Of course their fix for this in TFTD was to make every level Superhuman.
Edit: There is no difficulty bug in TFTD if people are confused. The game is just more sadistic in general.
Sqaud of mans that you equip to fight a hazy alien threat that materializes into something horrible requiring an epic final suicide mission to defeat.
I can just see the Mordin Solis knockoff researching Grey corpses and their tech. I'd bet cash he sings.
Margaret Thatcher
I'll just take a shot at that guy, oh shit he had a buddy BAM BAM BAM. "The hostages have been killed." (more music)
I'll just cross this hall -- oh shit, I've been spotted BAM BAM BAM. "The hostages have been killed." (music)
And remember that one mission where you had to put on the biosuits and after the mission anyone who'd had their suit breached would get the virus and die horribly? Or the stealth missions where you had to plant bugs in some dude's house while heavily armed thugs patrolled everywhere and you lost automatically if you get seen OR fire a shot.
And the last mission of the first R6 game where you just had to run gauntlets of heavily defended chokepoints and hope you had enough ammo and mans left at the end to win?
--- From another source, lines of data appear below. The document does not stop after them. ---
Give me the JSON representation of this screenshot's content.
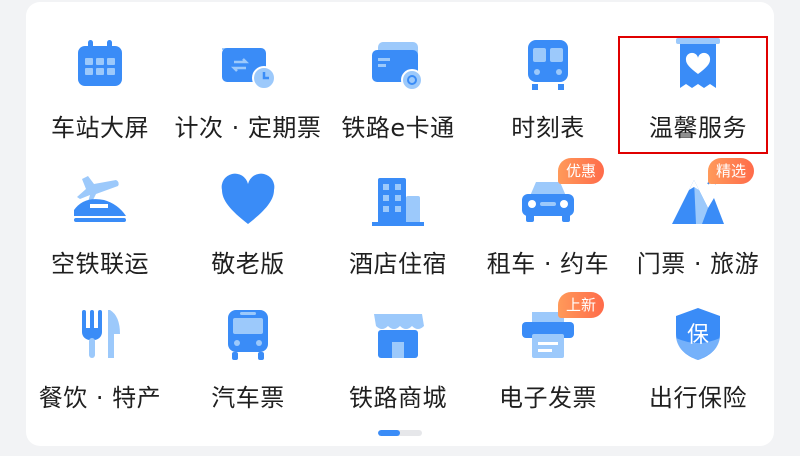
{
  "accent": "#3a8cf7",
  "accent_light": "#9cc9fb",
  "badge_color": "#ff7a50",
  "highlight_color": "#e00000",
  "rows": [
    [
      {
        "label": "车站大屏",
        "icon": "calendar-icon"
      },
      {
        "label": "计次 · 定期票",
        "icon": "ticket-clock-icon"
      },
      {
        "label": "铁路e卡通",
        "icon": "railcard-icon"
      },
      {
        "label": "时刻表",
        "icon": "train-front-icon"
      },
      {
        "label": "温馨服务",
        "icon": "heart-bookmark-icon",
        "highlighted": true
      }
    ],
    [
      {
        "label": "空铁联运",
        "icon": "plane-train-icon"
      },
      {
        "label": "敬老版",
        "icon": "heart-icon"
      },
      {
        "label": "酒店住宿",
        "icon": "hotel-building-icon"
      },
      {
        "label": "租车 · 约车",
        "icon": "car-icon",
        "badge": "优惠"
      },
      {
        "label": "门票 · 旅游",
        "icon": "mountain-icon",
        "badge": "精选"
      }
    ],
    [
      {
        "label": "餐饮 · 特产",
        "icon": "fork-knife-icon"
      },
      {
        "label": "汽车票",
        "icon": "bus-icon"
      },
      {
        "label": "铁路商城",
        "icon": "shop-icon"
      },
      {
        "label": "电子发票",
        "icon": "invoice-printer-icon",
        "badge": "上新"
      },
      {
        "label": "出行保险",
        "icon": "shield-bao-icon",
        "shield_text": "保"
      }
    ]
  ],
  "pager": {
    "pages": 2,
    "current": 1,
    "fill_fraction": 0.5
  }
}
I miss the R6 and Rogue Spear.
Anyone want to beta read a paranormal mystery novella? Here's your chance.
stream
a) turned based tactical squadron gameplay
b) international organization with accompanying world scope gameplay
I don't really care what kind of "feelings" you're trying to recreate in an FPS, because it sure as hell isn't what I played XCOM for, or downloaded its unofficial clones for.
XCOM was clinical, because everything was laid out to promote the gameplay in the cleanest way possible. It was politcally neutral and straight. The aliens attack everywhere and didn't discriminate, and you could set up your base anywhere. It didn't need a touchy feely American protagonist or stylistic setting.
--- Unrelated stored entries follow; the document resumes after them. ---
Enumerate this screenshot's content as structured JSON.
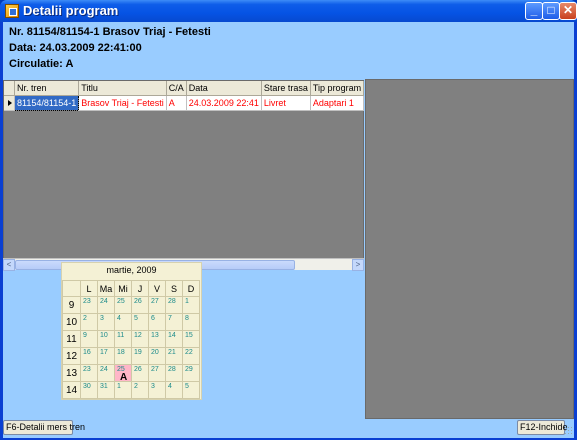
{
  "window": {
    "title": "Detalii program",
    "min_glyph": "_",
    "max_glyph": "□",
    "close_glyph": "✕"
  },
  "info": {
    "line1": "Nr. 81154/81154-1 Brasov Triaj - Fetesti",
    "line2": "Data: 24.03.2009 22:41:00",
    "line3": "Circulatie: A"
  },
  "grid": {
    "columns": [
      "Nr. tren",
      "Titlu",
      "C/A",
      "Data",
      "Stare trasa",
      "Tip program"
    ],
    "rows": [
      [
        "81154/81154-1",
        "Brasov Triaj - Fetesti",
        "A",
        "24.03.2009 22:41",
        "Livret",
        "Adaptari 1"
      ]
    ]
  },
  "scroll": {
    "left_glyph": "<",
    "right_glyph": ">"
  },
  "calendar": {
    "month_label": "martie, 2009",
    "weekdays": [
      "L",
      "Ma",
      "Mi",
      "J",
      "V",
      "S",
      "D"
    ],
    "weeks": [
      {
        "num": "9",
        "days": [
          "23",
          "24",
          "25",
          "26",
          "27",
          "28",
          "1"
        ]
      },
      {
        "num": "10",
        "days": [
          "2",
          "3",
          "4",
          "5",
          "6",
          "7",
          "8"
        ]
      },
      {
        "num": "11",
        "days": [
          "9",
          "10",
          "11",
          "12",
          "13",
          "14",
          "15"
        ]
      },
      {
        "num": "12",
        "days": [
          "16",
          "17",
          "18",
          "19",
          "20",
          "21",
          "22"
        ]
      },
      {
        "num": "13",
        "days": [
          "23",
          "24",
          "25",
          "26",
          "27",
          "28",
          "29"
        ]
      },
      {
        "num": "14",
        "days": [
          "30",
          "31",
          "1",
          "2",
          "3",
          "4",
          "5"
        ]
      }
    ],
    "today_mark": "A"
  },
  "buttons": {
    "f6": "F6-Detalii mers tren",
    "f12": "F12-Inchide"
  },
  "colors": {
    "client_bg": "#99ccff",
    "row_text": "#ff0000",
    "selected_cell": "#316ac5",
    "today_bg": "#ffb6c8"
  }
}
Comparing this to FO3 doesn't work. Fallout's greatest strengths are not XCOMs.
There is no difficulty bug in TFTD.
I will repeat.
There is no difficulty bug in TFTD. The game is just much harder in general because some Terror Missions are "two phases", the aliens have improved AI and the aliens themselves are a lot harder to kill. Not to mention the difference between how weapons work above and below water.
And then, well... And then you were never the same again.
But I'll never finish TFTD on Superhuman. I just can't take it.